Les révélations politiques du « Spiegel » ont fait de lui la référence d’autrefois de la scène journalistique allemande. Néanmoins, cette description rend-elle justice à ce magazine d’information aujourd'hui encore, 70 ans après sa création ?
Der Spiegel, fierté allemande du journalisme d’enquête et d’investigation, tire son origine de la période de l’occupation britannique en Allemagne au lendemain de la Seconde Guerre mondiale. La première équipe de rédacteurs était composée de jeunes hommes, nombre d'entre eux vêtus d'uniforme de la Wehrmacht teints, par manque de tissus et vêtements civils à l'époque. Cette équipe était dirigée par John Chaloner, un officier de presse britannique, et Harry Bohrer, journaliste revenu d’exil. Tous deux avaient le souhait de créer dans cette Allemagne ravagée un journal sur le modèle du magazine d’information américain, Time. En outre, les deux hommes et leurs collègues allemands affichaient un front uni contre la dictature nazie et l'esprit servile. C'est donc en défenseur d'un nouveau départ radical pour la société que Diese Woche, comme se nommait le magazine en 1946, ne recule devant rien, pas même devant les critiques à l’encontre des forces d’occupations alliées. Ces dernières n’ont pas hésité à se débarrasser de cette production rebelle, aussitôt reprise par un Allemand. Le 4 janvier 1947, la première édition du magazine paraissait sous son nouveau nom : Der Spiegel avec Rudolf Augstein en qualité de fondateur et de rédacteur en chef.

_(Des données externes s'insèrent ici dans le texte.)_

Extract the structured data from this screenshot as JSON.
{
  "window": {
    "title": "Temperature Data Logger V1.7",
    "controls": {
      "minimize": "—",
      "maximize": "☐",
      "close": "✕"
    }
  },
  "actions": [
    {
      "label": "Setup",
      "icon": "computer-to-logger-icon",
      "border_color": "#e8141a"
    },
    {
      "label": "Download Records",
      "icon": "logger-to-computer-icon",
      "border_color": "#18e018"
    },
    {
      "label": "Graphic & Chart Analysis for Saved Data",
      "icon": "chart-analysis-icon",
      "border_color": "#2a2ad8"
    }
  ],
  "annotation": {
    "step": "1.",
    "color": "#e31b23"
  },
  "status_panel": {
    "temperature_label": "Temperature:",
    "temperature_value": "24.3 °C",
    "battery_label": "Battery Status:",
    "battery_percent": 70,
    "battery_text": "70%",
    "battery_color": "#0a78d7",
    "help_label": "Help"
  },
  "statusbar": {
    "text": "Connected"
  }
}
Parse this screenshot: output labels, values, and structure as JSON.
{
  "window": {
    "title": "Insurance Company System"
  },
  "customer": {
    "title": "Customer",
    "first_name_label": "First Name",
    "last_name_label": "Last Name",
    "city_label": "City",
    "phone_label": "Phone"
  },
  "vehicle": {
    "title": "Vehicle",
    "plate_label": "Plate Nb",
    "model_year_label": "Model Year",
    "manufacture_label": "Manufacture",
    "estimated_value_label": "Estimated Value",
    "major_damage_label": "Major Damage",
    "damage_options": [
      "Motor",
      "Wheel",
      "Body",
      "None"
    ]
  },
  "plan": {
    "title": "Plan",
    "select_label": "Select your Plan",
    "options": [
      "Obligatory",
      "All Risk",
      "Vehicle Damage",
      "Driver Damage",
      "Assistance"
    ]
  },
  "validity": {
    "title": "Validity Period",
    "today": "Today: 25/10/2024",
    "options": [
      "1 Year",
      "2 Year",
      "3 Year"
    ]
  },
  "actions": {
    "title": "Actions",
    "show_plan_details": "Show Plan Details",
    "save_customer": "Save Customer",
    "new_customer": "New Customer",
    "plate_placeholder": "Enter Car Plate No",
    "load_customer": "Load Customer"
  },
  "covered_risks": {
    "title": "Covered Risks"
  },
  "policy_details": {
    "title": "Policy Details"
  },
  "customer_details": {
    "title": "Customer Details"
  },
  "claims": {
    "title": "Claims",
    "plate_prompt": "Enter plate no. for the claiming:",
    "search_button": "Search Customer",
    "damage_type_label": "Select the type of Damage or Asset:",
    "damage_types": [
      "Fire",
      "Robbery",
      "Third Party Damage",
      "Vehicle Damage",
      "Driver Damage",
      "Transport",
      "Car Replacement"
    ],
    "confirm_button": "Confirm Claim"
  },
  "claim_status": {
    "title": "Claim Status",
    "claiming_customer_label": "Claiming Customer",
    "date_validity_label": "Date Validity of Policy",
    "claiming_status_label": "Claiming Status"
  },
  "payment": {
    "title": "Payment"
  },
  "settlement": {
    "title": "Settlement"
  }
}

Der Spiegel ne suit pas véritablement de ligne politique stricte en dehors de son idéal d’une démocratie capable de se défendre, son héritage le plus important. Un jour, Augstein décrit le magazine « à gauche en cas de doute », cependant la critique émanant sans cesse du spectre de gauche montre bien à quel point ses responsables politiques ont été déçus de la ligne « neutre » adoptée par le Spiegel, notamment lors des mouvements de 1968 en Allemagne. Néanmoins, cette critique se fonde sur un énorme malentendu : Augstein conçoit son magazine comme le premier défenseur de la démocratie, et non comme le premier propagandiste des évolutions sociétales. Par contre, la rédaction a conscience que la langue et le style rédactionnel du magazine se retrouvent au cœur des critiques : déjà en 1957, Hans Magnus Enzensberger critique le fait que les histoires visant les personnages politiques ne seraient que des substituts à de réelles explications axées sur les problèmes et les questions spécifiques.